Any advice or experiences is much appreciated!

Answers

  • jaeW_at_Onyx
    jaeW_at_Onyx Budapest / Portland, OR 🟤

    @user02790,

    Super important. Can you please update your username handle so it's easier to AT_Mention you? it helps guarantee you get timely notifications... and also helps respondents get an idea of who we're talking to!


    This will start by sounding snide but lead to a solution that i've implemented at companies with multi Billion-row datasets in Domo.


    Could you imagine writing SELECT * on a query that JOINS multiple tables and outputting 100M rows spread across 800 columns of which many were text? Could you imagine then taking that Query and expecting to be able to get a subsecond response or even 1 minute ( the maximum query duration Adrenaline will accept) ?

    of course not right? And even if you did, it's the kind of expensive query where your DBA would say, "just run that query once in a while." b/c if you were paying per query execution, it's super wasteful.


    Solution: Build a Fusion with just the columns you need.

    I know. You need all of them ;) Or, your users haven't defined what they need so you want to give them all of them.

    In Domo Governance there's a dataset BeastModes, Cards and Fields (or a name like that ...) it has one row per field used in a dataset (as a filter, axis, in a beast mode, in the ORDER BY clause etc.) Build a card that lists the number of times each field was used in cards per dataset, and then build an optimized fusion with the top N columns.

    Migrate most of your cards to it, then in drilldown, link to the gargantuan dataset if necessary.


    For Data Exploration.

    Build exploration datasets that provide a sample of the 100m rows (let's say 10k) spread across the 800 columns. As people explore the dataset should feel more responsive. Then when it's time to productionize, discover that htey're still using the same 30 columns and profit :P

    OR build them a custom dataset if necessary.


    Alternatively, find clever ways of reducing the number of Dimensions you use so you can have fewer joins.

    It may feel ugly to create a Date CROSS JOIN Customer hybrid, but if i have 365 * 50 ... that's still a cheap JOIN as opposed to two JOINs.


    Hope that helps!

  • Unfortunately it seems I don't have the ability to change my username, that box is greyed out :( My name is Kyle.

    Thanks for the thoughtful response. Our company is quite complex in nature (large M&A footprint) and we have many end users coming from different businesses with sometimes vastly different data and business processes. Because of this it is a bit challenging as our model has been to attempt to establish a single source of truth, which does provide organizational benefit. I think you are definitely right that we need to reevaluate that model given technical limitations.

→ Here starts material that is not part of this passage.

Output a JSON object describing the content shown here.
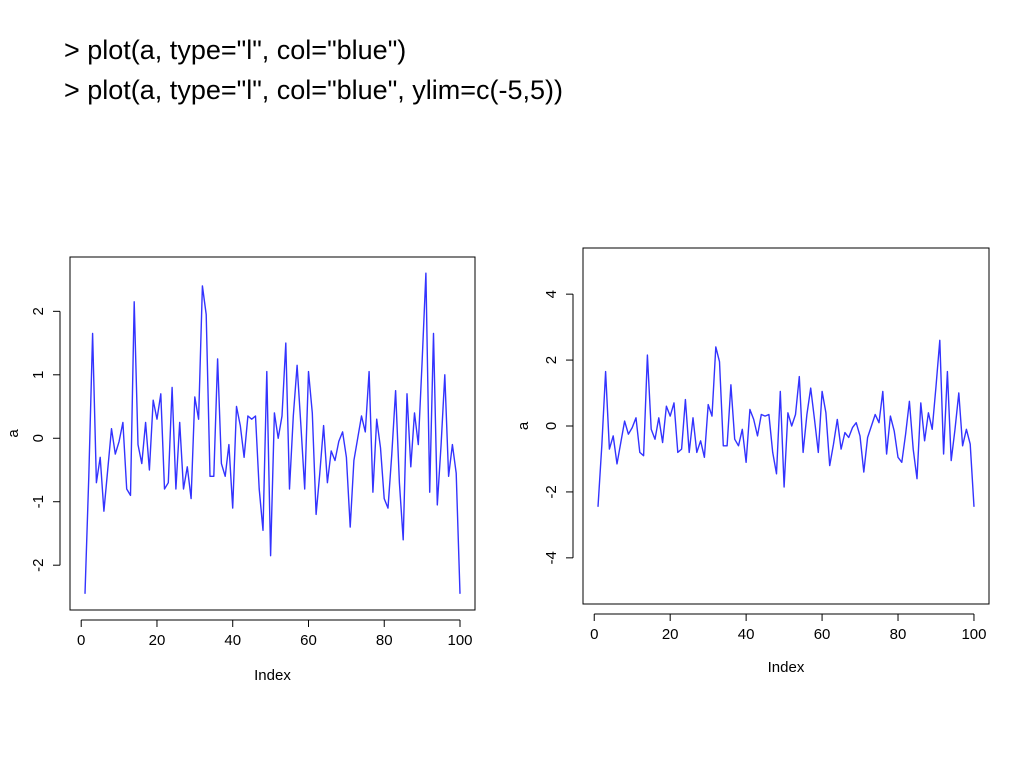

    Part of our reluctance to do so has been our inability to get a straight answer on what we can expect to work in a datafusion due to the challenge of knowing what type of query could be created as there are many variables. When thinking about downsizing gargantuan datasets, do you have a target or any best practice that you have seen? I recognize this is a bit of a hard one based on all of the inputs and permutations between rows, columns, joins etc.

    We have begun to test an approach of a dataset that has "most things" and a dataset that has everything. We are hopeful that by reducing the column count substantially in our lighter dataset, that we can reap benefits there.

    Last question. When doing this type of reduction, do you agree that it is important to reduce the columns in the input datasets as opposed to simply dropping these columns out of the fusion as in the latter case the unused columns are still having to be considered by the fusion even though they aren't in the result?

    Thanks,

    Kyle